As time goes on, it will likely be increasingly rare to get excited about the annual induction concert/party/ceremony that is held in connection with the Rock and Roll Hall of Fame.
Although I didn't get to go to the real ceremony held at the Waldorf Astoria hotel in New York earlier this month (only celebrities such as Richard Gere, Cameron Diaz and Catherine Zeta-Jones seem to get a seat at the table), I did catch the broadcast over VH1 on Saturday night, March 19.
A few points to ponder:
I knew they would save U2 for last. Why else would anyone stay tuned in? They performed an energetic and strong set of four originals, with Bruce Springsteen joining them on stage.

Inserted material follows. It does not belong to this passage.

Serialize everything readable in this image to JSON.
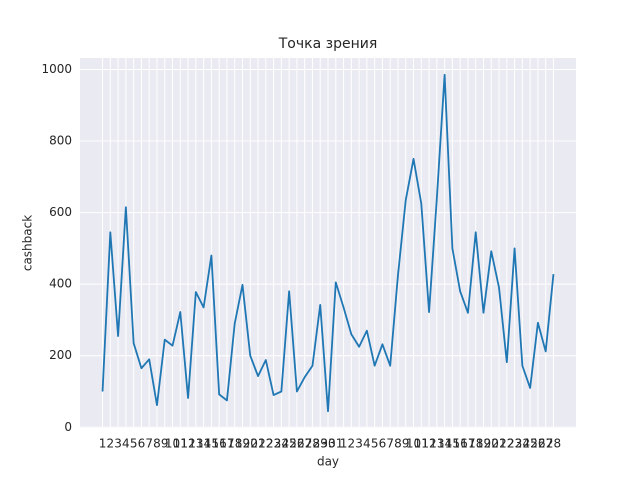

The Pretenders are not in the same league as U2, but I would have likely cast a vote for them; especially in the wake of undeserving artists such as Billy Joel, Aerosmith and ZZ Top gaining entry in years past. There are a zillion Major League ball players who have hit home runs or thrown a shut out; do they all get in the Baseball Hall of Fame? Of course not.
Buddy Guy is a great guitarist, although I think of him more in the blues camp than rock. But it was great to see him square up and play with Eric Clapton and B.B. King on stage at the event.
Isn't it the "rock 'n' roll" hall of fame. I think Percy Sledge had a great song with "When a Man Loves a Woman," but that isn't rock 'n' roll, and does one song alone get you into the hall? The same goes for fellow inductees, the O'Jays. "Love Train" is a cool, but shouldn't these guys be in the Soul music hall or something? If those artists are welcomed, why leave out Hall & Oates? They have had more influence than Sledge, and fused soul with rock and are undoubtedly more influential?
And why isn't Gram Parsons in the hall; I can't tell you how many up-and-coming alt country-roots rockers are influenced by him today. I think the hall will loose credibility as the years go by and they continue to let in artists who don't rank up there with the Beatles, Jimi Hendrix, Chuck Berry and U2.